Merantaulah. Gapailah setinggi tingginya impianmu.
Berpergianlah. Maka ada lima keutamaan untukmu. Melipur duka dan memulai
penghidupan baru, memperkaya budi, pergaulan yang terpuji, serta meluaskan
ilmu.
(Rantau 1 Muara)
Tahun 2012 adalah kali pertamanya
aku merantau ke luar pulau. Tidak tanggung tanggung, aku langsung ditempatkan
di sebuah tempat yang sangat jauh dari peradaban, bahkan aku baru pertama kali
mendengar nama daerah itu ketika membuka pengumuman daerah tempatku bertugas.
Apakah nama daerah itu? Yup, nama daerah tersebut adalah Malinau, sebuah
kabupaten terluar di provinsi kalimantan timur.
Apa yang aku rasakan ketika itu?
Kalut. Aku mengetik nama “malinau” di mesin pencarian bagian gambar, dan yang
kulihat adalah pesawat perintis, nenek nenek tua yang kupingnya panjang yang
sedang duduk di depan rumah papan, jalan yang belum beraspal, gereja, babi,
sungai coklat. Tidak ada tanda tanda keramaian. Otakku tertiba dengan lincah
membuat skenario hidupku kelak di Malinau selama setahun. Mandi di sungai.
Kulit hitam pekat. Nangis tiap malam. Makan cari di hutan. Tidur beralaskan
daun dan selembar kain. Tidak ada listrik. Tidak ada sinyal telepon. Sakit
diobati dengan daun tumbuk. Anak anak sekolah tak pake seragam. Heh. Lemas.
Kupejamkan mata. Tak juga bisa
tidur. Yang kufikirkan adalah apakah aku akan berangkat dan siap dengan segala
yang akan terjadi. Otakku berat. Masa depan memang sangat misterius. Tapi aku
takut (lebai..kwkwk). yah, begitulah perempuan, disifati dengan cara berfikir
yang sedikit rumit.
First Miracle
Beberapa pekan sebelum
pemberangkatan ke tempat tugas (red:Malinau) untuk mengajar, aku mendapat
wejangan khusus dari bapak kampus, Pak Rohmat Wahab. Beliau mengatakan bahwa
ketika dalam perantauan, maka aku tidak boleh kehilangan keimanan kita, kalau
bisa bertambah keimanan kita.
Yes, Sir. I can’t disagree anymore. Keimanan itu anugrah terbesar dalam hidup, tidak sepantasnya lah hilang
begitu saja.
Selama ini, ikhtiarku untuk mempertahankan
keimanan adalah dengan mendekatkan diriku kepada orang orang yang mempunyai
tujuan yang sama, dan mereka biasanya disebut sebagai lingkaran tarbiyah.

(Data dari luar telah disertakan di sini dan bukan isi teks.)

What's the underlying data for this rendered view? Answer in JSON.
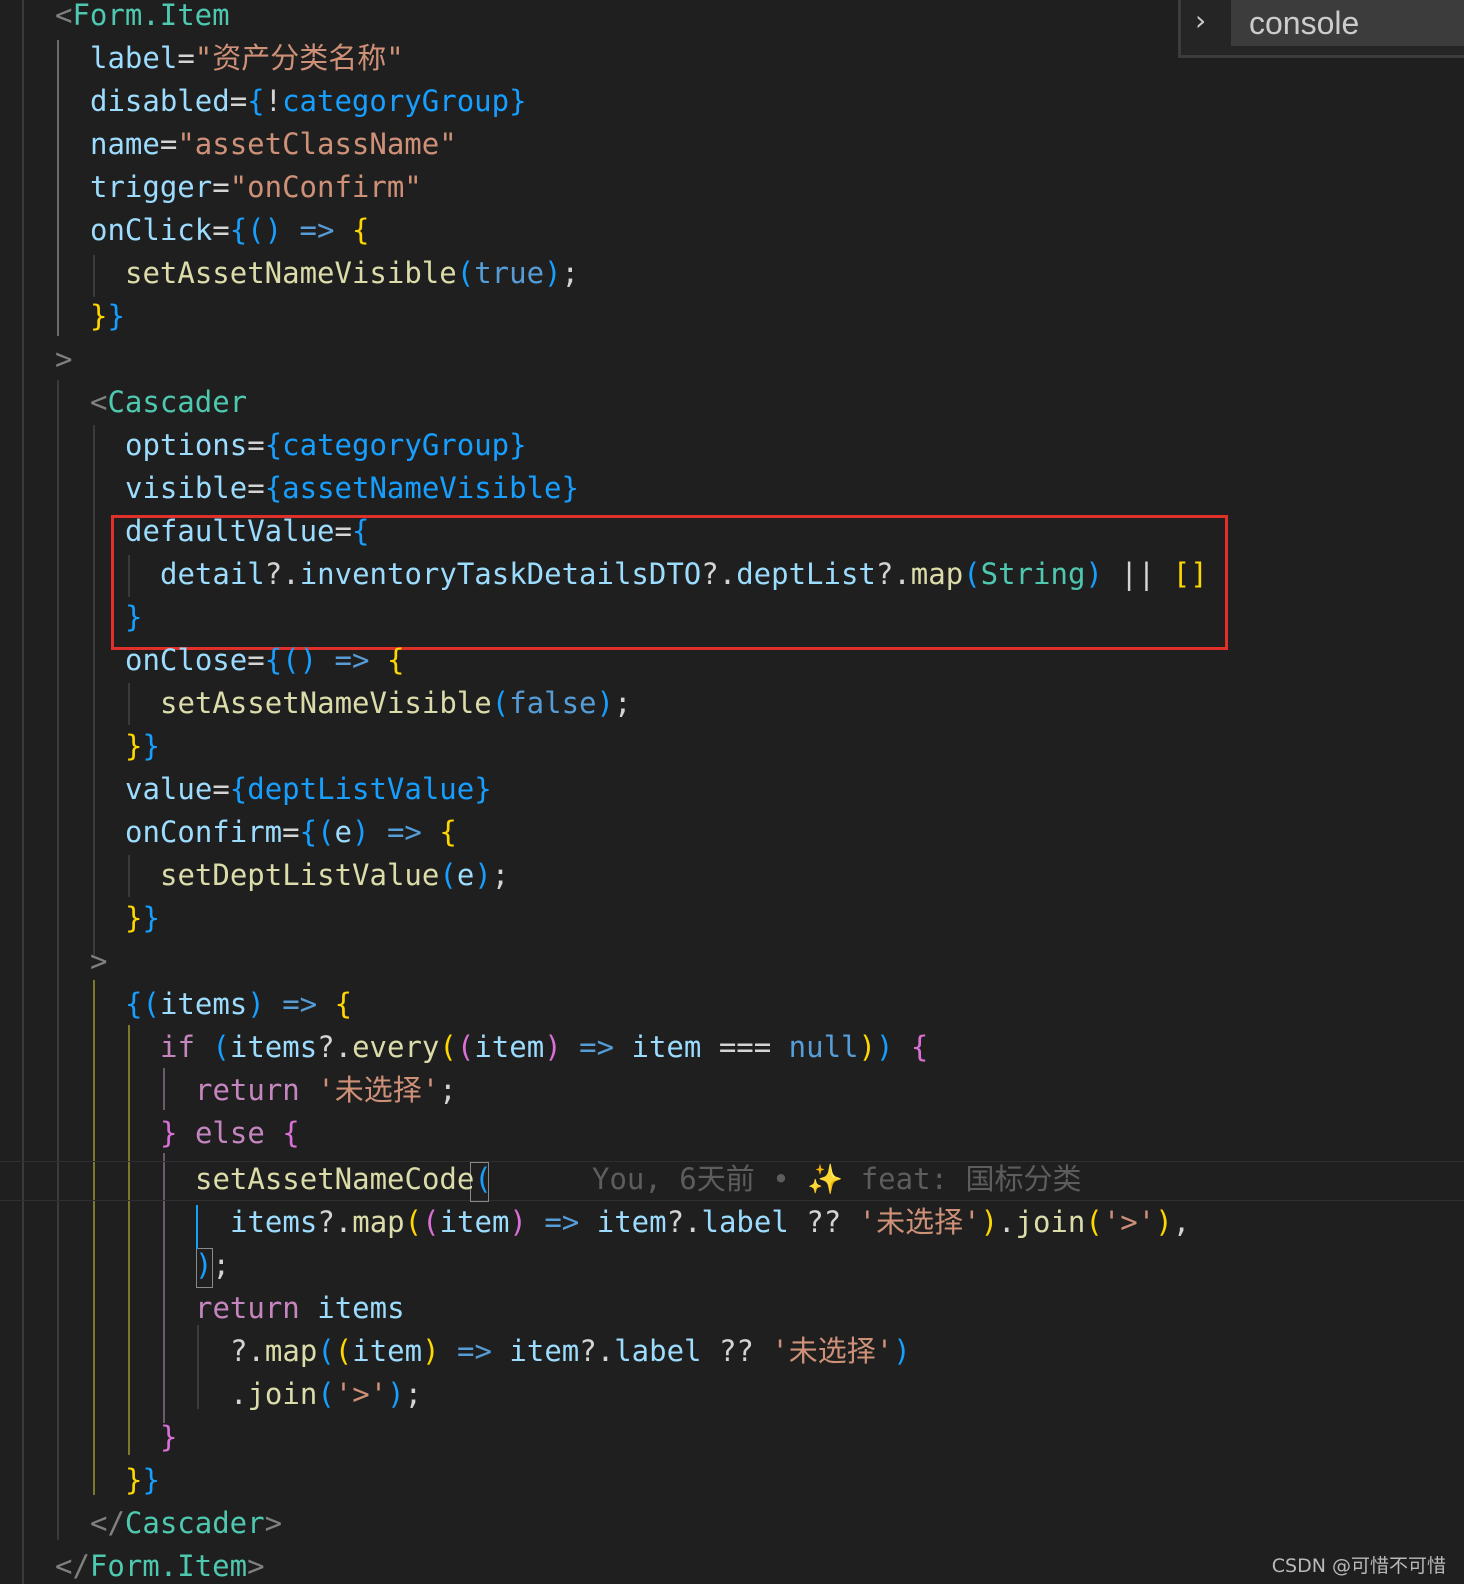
{
  "find_widget": {
    "query": "console",
    "toggle_icon": "chevron-right-icon"
  },
  "colors": {
    "tag_bracket": "#808080",
    "component": "#4ec9b0",
    "attribute": "#9cdcfe",
    "string": "#ce9178",
    "brace_blue": "#179fff",
    "brace_yellow": "#ffd700",
    "brace_pink": "#da70d6",
    "function": "#dcdcaa",
    "keyword_blue": "#569cd6",
    "keyword_control": "#c586c0",
    "arrow": "#569cd6",
    "plain": "#d4d4d4",
    "variable": "#9cdcfe",
    "highlight_box": "#e0302a",
    "blame_text": "#5d5d5d"
  },
  "code": {
    "l01": [
      "<",
      "Form.Item"
    ],
    "l02": [
      "label",
      "=",
      "\"资产分类名称\""
    ],
    "l03": [
      "disabled",
      "=",
      "{",
      "!",
      "categoryGroup",
      "}"
    ],
    "l04": [
      "name",
      "=",
      "\"assetClassName\""
    ],
    "l05": [
      "trigger",
      "=",
      "\"onConfirm\""
    ],
    "l06": [
      "onClick",
      "=",
      "{",
      "()",
      " ",
      "=>",
      " ",
      "{"
    ],
    "l07": [
      "setAssetNameVisible",
      "(",
      "true",
      ")",
      ";"
    ],
    "l08": [
      "}",
      "}"
    ],
    "l09": [
      ">"
    ],
    "l10": [
      "<",
      "Cascader"
    ],
    "l11": [
      "options",
      "=",
      "{",
      "categoryGroup",
      "}"
    ],
    "l12": [
      "visible",
      "=",
      "{",
      "assetNameVisible",
      "}"
    ],
    "l13": [
      "defaultValue",
      "=",
      "{"
    ],
    "l14": [
      "detail",
      "?.",
      "inventoryTaskDetailsDTO",
      "?.",
      "deptList",
      "?.",
      "map",
      "(",
      "String",
      ")",
      " || ",
      "[]"
    ],
    "l15": [
      "}"
    ],
    "l16": [
      "onClose",
      "=",
      "{",
      "()",
      " ",
      "=>",
      " ",
      "{"
    ],
    "l17": [
      "setAssetNameVisible",
      "(",
      "false",
      ")",
      ";"
    ],
    "l18": [
      "}",
      "}"
    ],
    "l19": [
      "value",
      "=",
      "{",
      "deptListValue",
      "}"
    ],
    "l20": [
      "onConfirm",
      "=",
      "{",
      "(",
      "e",
      ")",
      " ",
      "=>",
      " ",
      "{"
    ],
    "l21": [
      "setDeptListValue",
      "(",
      "e",
      ")",
      ";"
    ],
    "l22": [
      "}",
      "}"
    ],
    "l23": [
      ">"
    ],
    "l24": [
      "{",
      "(",
      "items",
      ")",
      " ",
      "=>",
      " ",
      "{"
    ],
    "l25": [
      "if",
      " ",
      "(",
      "items",
      "?.",
      "every",
      "(",
      "(",
      "item",
      ")",
      " ",
      "=>",
      " ",
      "item",
      " === ",
      "null",
      ")",
      ")",
      " ",
      "{"
    ],
    "l26": [
      "return",
      " ",
      "'未选择'",
      ";"
    ],
    "l27": [
      "}",
      " ",
      "else",
      " ",
      "{"
    ],
    "l28": [
      "setAssetNameCode",
      "("
    ],
    "l29": [
      "items",
      "?.",
      "map",
      "(",
      "(",
      "item",
      ")",
      " ",
      "=>",
      " ",
      "item",
      "?.",
      "label",
      " ?? ",
      "'未选择'",
      ")",
      ".",
      "join",
      "(",
      "'>'",
      ")",
      ","
    ],
    "l30": [
      ")",
      ";"
    ],
    "l31": [
      "return",
      " ",
      "items"
    ],
    "l32": [
      "?.",
      "map",
      "(",
      "(",
      "item",
      ")",
      " ",
      "=>",
      " ",
      "item",
      "?.",
      "label",
      " ?? ",
      "'未选择'",
      ")"
    ],
    "l33": [
      ".",
      "join",
      "(",
      "'>'",
      ")",
      ";"
    ],
    "l34": [
      "}"
    ],
    "l35": [
      "}",
      "}"
    ],
    "l36": [
      "</",
      "Cascader",
      ">"
    ],
    "l37": [
      "</",
      "Form.Item",
      ">"
    ]
  },
  "blame": "You, 6天前 • ✨ feat: 国标分类",
  "watermark": "CSDN @可惜不可惜"
}
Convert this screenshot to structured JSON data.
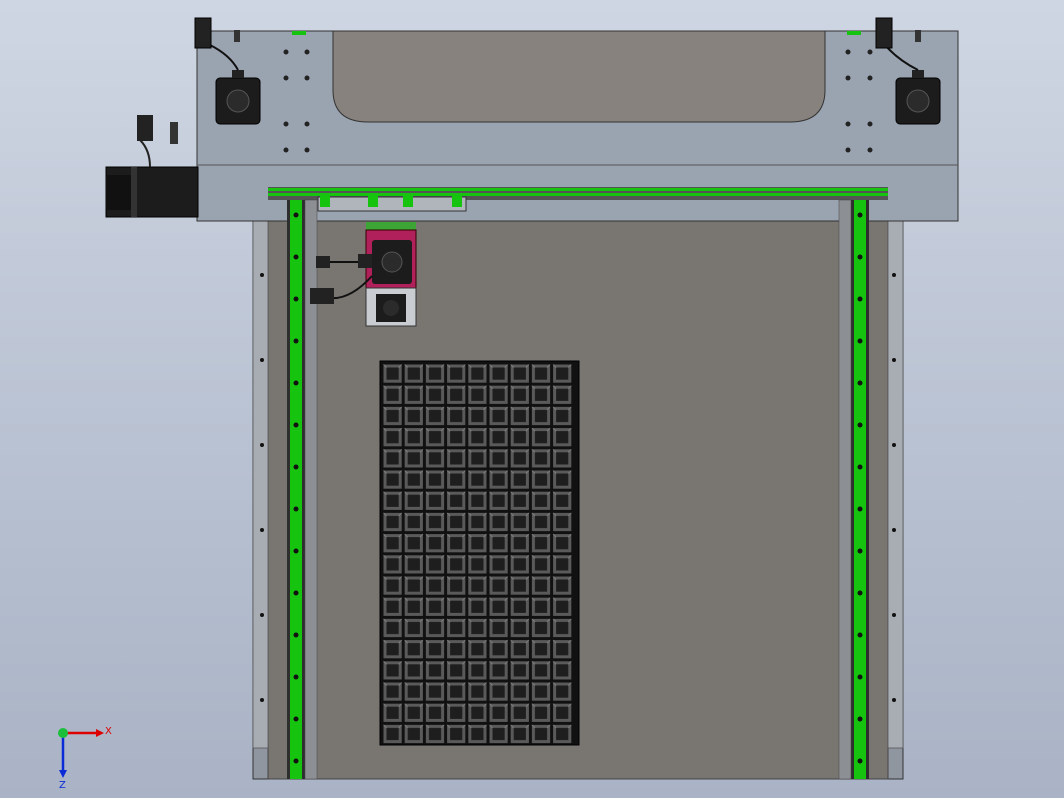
{
  "scene": {
    "description_colors": {
      "background_top": "#cfd6e3",
      "background_bottom": "#a9b3c5",
      "frame": "#9aa3b0",
      "bed": "#797672",
      "rail_green": "#16c40f",
      "motor_black": "#1c1c1c",
      "carriage_magenta": "#b0205a",
      "tray_cell": "#2a2a2a"
    },
    "tray": {
      "rows": 18,
      "cols": 9
    },
    "triad": {
      "x_label": "X",
      "z_label": "Z"
    }
  }
}
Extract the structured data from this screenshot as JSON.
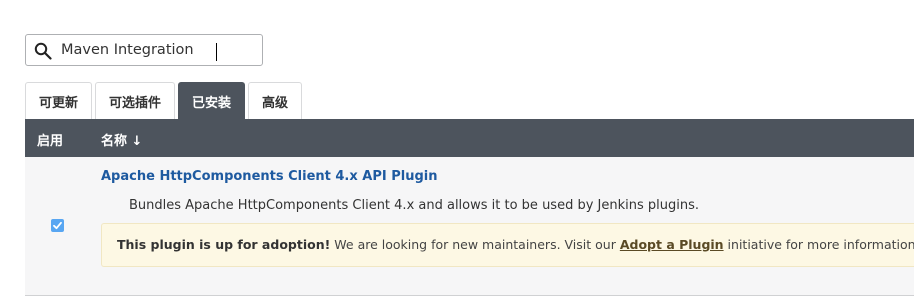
{
  "search": {
    "value": "Maven Integration",
    "icon": "search-icon"
  },
  "tabs": [
    {
      "label": "可更新",
      "active": false
    },
    {
      "label": "可选插件",
      "active": false
    },
    {
      "label": "已安装",
      "active": true
    },
    {
      "label": "高级",
      "active": false
    }
  ],
  "table": {
    "headers": {
      "enabled": "启用",
      "name": "名称 ↓"
    },
    "rows": [
      {
        "enabled": true,
        "name": "Apache HttpComponents Client 4.x API Plugin",
        "description": "Bundles Apache HttpComponents Client 4.x and allows it to be used by Jenkins plugins.",
        "adoption": {
          "strong": "This plugin is up for adoption!",
          "text_before": " We are looking for new maintainers. Visit our ",
          "link": "Adopt a Plugin",
          "text_after": " initiative for more information."
        }
      }
    ]
  },
  "colors": {
    "header_bg": "#4d545d",
    "link": "#1e5aa0",
    "adoption_bg": "#fdf8e4",
    "checkbox": "#58a6f2"
  }
}
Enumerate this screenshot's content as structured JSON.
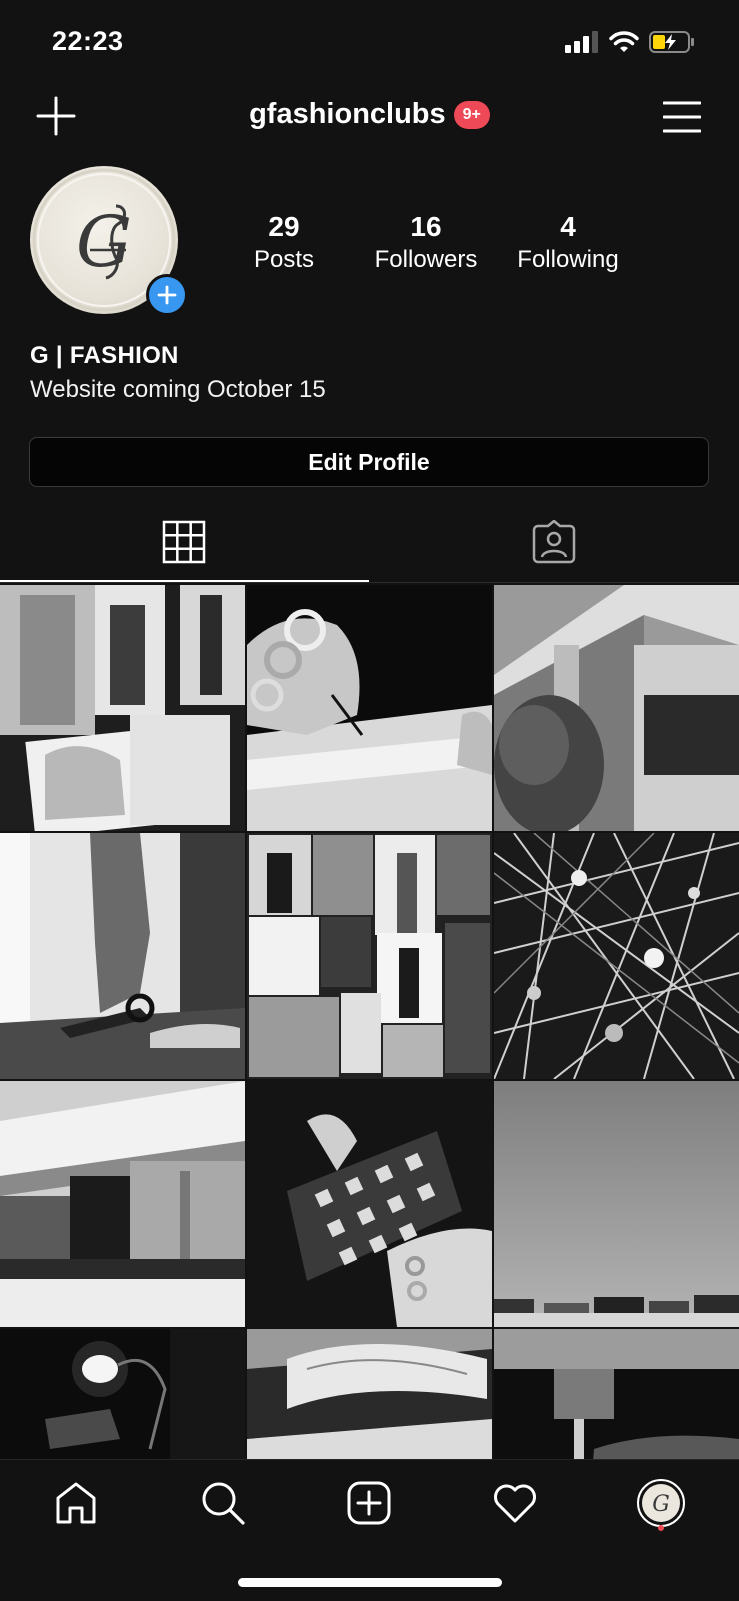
{
  "status_bar": {
    "time": "22:23",
    "icons": [
      "signal-icon",
      "wifi-icon",
      "battery-charging-icon"
    ]
  },
  "header": {
    "username": "gfashionclubs",
    "notification_badge": "9+",
    "left_icon": "plus-icon",
    "right_icon": "menu-icon"
  },
  "profile": {
    "avatar_monogram": "G",
    "stats": [
      {
        "value": "29",
        "label": "Posts"
      },
      {
        "value": "16",
        "label": "Followers"
      },
      {
        "value": "4",
        "label": "Following"
      }
    ],
    "name": "G | FASHION",
    "bio": "Website coming October 15",
    "edit_button": "Edit Profile"
  },
  "tabs": [
    {
      "icon": "grid-icon",
      "active": true
    },
    {
      "icon": "tagged-icon",
      "active": false
    }
  ],
  "posts": [
    {
      "subject": "knitwear-collage"
    },
    {
      "subject": "ringed-hand-sketching"
    },
    {
      "subject": "concrete-architecture-tree"
    },
    {
      "subject": "fabric-cutting-scissors"
    },
    {
      "subject": "fashion-moodboard"
    },
    {
      "subject": "sewing-pins"
    },
    {
      "subject": "modern-house-terrace"
    },
    {
      "subject": "sequin-fabric-hands"
    },
    {
      "subject": "grey-wall-books"
    },
    {
      "subject": "desk-lamp"
    },
    {
      "subject": "open-sketchbook"
    },
    {
      "subject": "sewing-machine"
    }
  ],
  "bottom_nav": [
    "home-icon",
    "search-icon",
    "new-post-icon",
    "activity-heart-icon",
    "profile-avatar"
  ],
  "colors": {
    "background": "#121212",
    "badge": "#ed4956",
    "add_story": "#3897f0"
  }
}
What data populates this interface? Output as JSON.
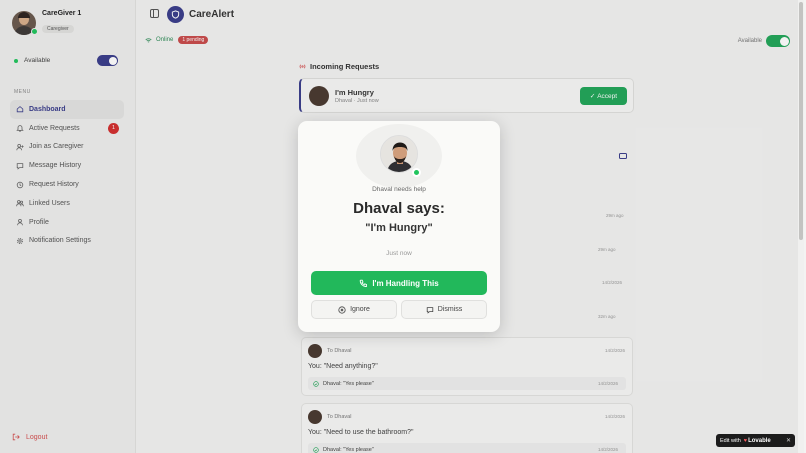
{
  "sidebar": {
    "profile": {
      "name": "CareGiver 1",
      "role": "Caregiver"
    },
    "available_label": "Available",
    "menu_header": "MENU",
    "items": [
      {
        "label": "Dashboard",
        "icon": "home-icon",
        "active": true
      },
      {
        "label": "Active Requests",
        "icon": "bell-icon",
        "badge": "1"
      },
      {
        "label": "Join as Caregiver",
        "icon": "user-plus-icon"
      },
      {
        "label": "Message History",
        "icon": "message-icon"
      },
      {
        "label": "Request History",
        "icon": "history-icon"
      },
      {
        "label": "Linked Users",
        "icon": "users-icon"
      },
      {
        "label": "Profile",
        "icon": "user-icon"
      },
      {
        "label": "Notification Settings",
        "icon": "gear-icon"
      }
    ],
    "logout_label": "Logout"
  },
  "header": {
    "app_title": "CareAlert",
    "online_label": "Online",
    "pending_label": "1 pending",
    "available_label": "Available"
  },
  "main": {
    "incoming_title": "Incoming Requests",
    "request": {
      "title": "I'm Hungry",
      "subtitle": "Dhaval · Just now",
      "accept_label": "Accept"
    },
    "fragments": {
      "time1": "29m ago",
      "time2": "29m ago",
      "date1": "14/2/2026",
      "time3": "32m ago"
    },
    "history": [
      {
        "to": "To Dhaval",
        "date": "14/2/2026",
        "message": "You: \"Need anything?\"",
        "reply": "Dhaval: \"Yes please\"",
        "reply_time": "14/2/2026"
      },
      {
        "to": "To Dhaval",
        "date": "14/2/2026",
        "message": "You: \"Need to use the bathroom?\"",
        "reply": "Dhaval: \"Yes please\"",
        "reply_time": "14/2/2026"
      }
    ]
  },
  "modal": {
    "needs_help": "Dhaval needs help",
    "says": "Dhaval says:",
    "quote": "\"I'm Hungry\"",
    "time": "Just now",
    "handle_label": "I'm Handling This",
    "ignore_label": "Ignore",
    "dismiss_label": "Dismiss"
  },
  "badge": {
    "edit_with": "Edit with",
    "brand": "Lovable"
  },
  "colors": {
    "accent": "#3b3e8c",
    "success": "#22b85b",
    "danger": "#d32f2f"
  }
}
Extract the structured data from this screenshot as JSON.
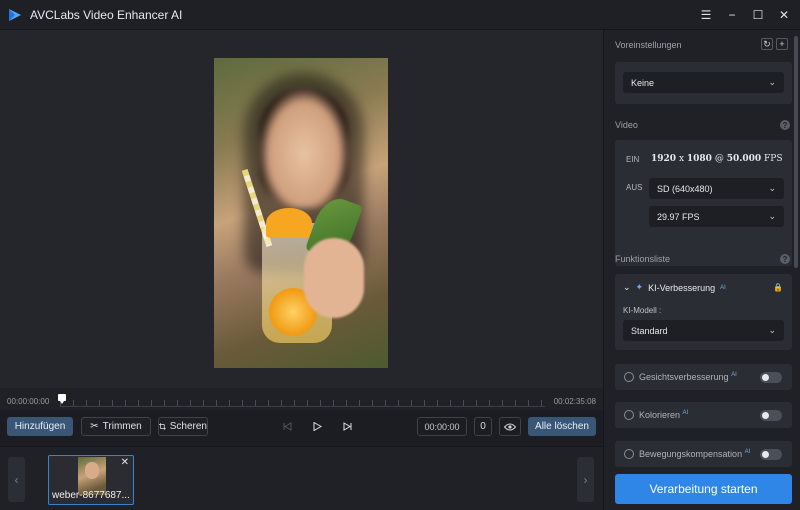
{
  "app": {
    "title": "AVCLabs Video Enhancer AI"
  },
  "timeline": {
    "start": "00:00:00:00",
    "end": "00:02:35:08"
  },
  "toolbar": {
    "add": "Hinzufügen",
    "trim": "Trimmen",
    "crop": "Scheren",
    "timecode": "00:00:00",
    "frame": "0",
    "clear": "Alle löschen"
  },
  "filmstrip": {
    "file_name": "weber-8677687..."
  },
  "sidebar": {
    "presets_label": "Voreinstellungen",
    "preset_value": "Keine",
    "video_label": "Video",
    "ein_label": "EIN",
    "ein_res": "1920",
    "ein_x": "x",
    "ein_h": "1080",
    "ein_at": "@",
    "ein_fps_val": "50.000",
    "ein_fps_unit": "FPS",
    "aus_label": "AUS",
    "aus_resolution": "SD (640x480)",
    "aus_fps": "29.97 FPS",
    "functions_label": "Funktionsliste",
    "ki_title": "KI-Verbesserung",
    "ai_tag": "AI",
    "model_label": "KI-Modell :",
    "model_value": "Standard",
    "face": "Gesichtsverbesserung",
    "color": "Kolorieren",
    "motion": "Bewegungskompensation",
    "start": "Verarbeitung starten"
  },
  "colors": {
    "accent": "#2f86e6",
    "primary_btn": "#3a5676",
    "selected_border": "#3b82d6"
  }
}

Meskipun terkesan tidak mungkin,
aku berusaha untuk mencari cari info siapa tau ada keluarga tarbiyah di Malinau. Tidak di Malinau
pun tidak apa apa, berjarak tiga jam pun akan kutempuh, tekat aku waktu itu
(kwkwkwkw, sok sok an).
Aku cari cari di web tidak juga
kutemukan. Beberapa group facebook kukirim pesan menanyakan link di Malinau. Tidak juga ada respon.
Aku tidak boleh putus harapan. Api semangat terus kusulut. Aku selalu mempunyai
keyakinan, selalu ada jalan untuk sebuah niatan baik.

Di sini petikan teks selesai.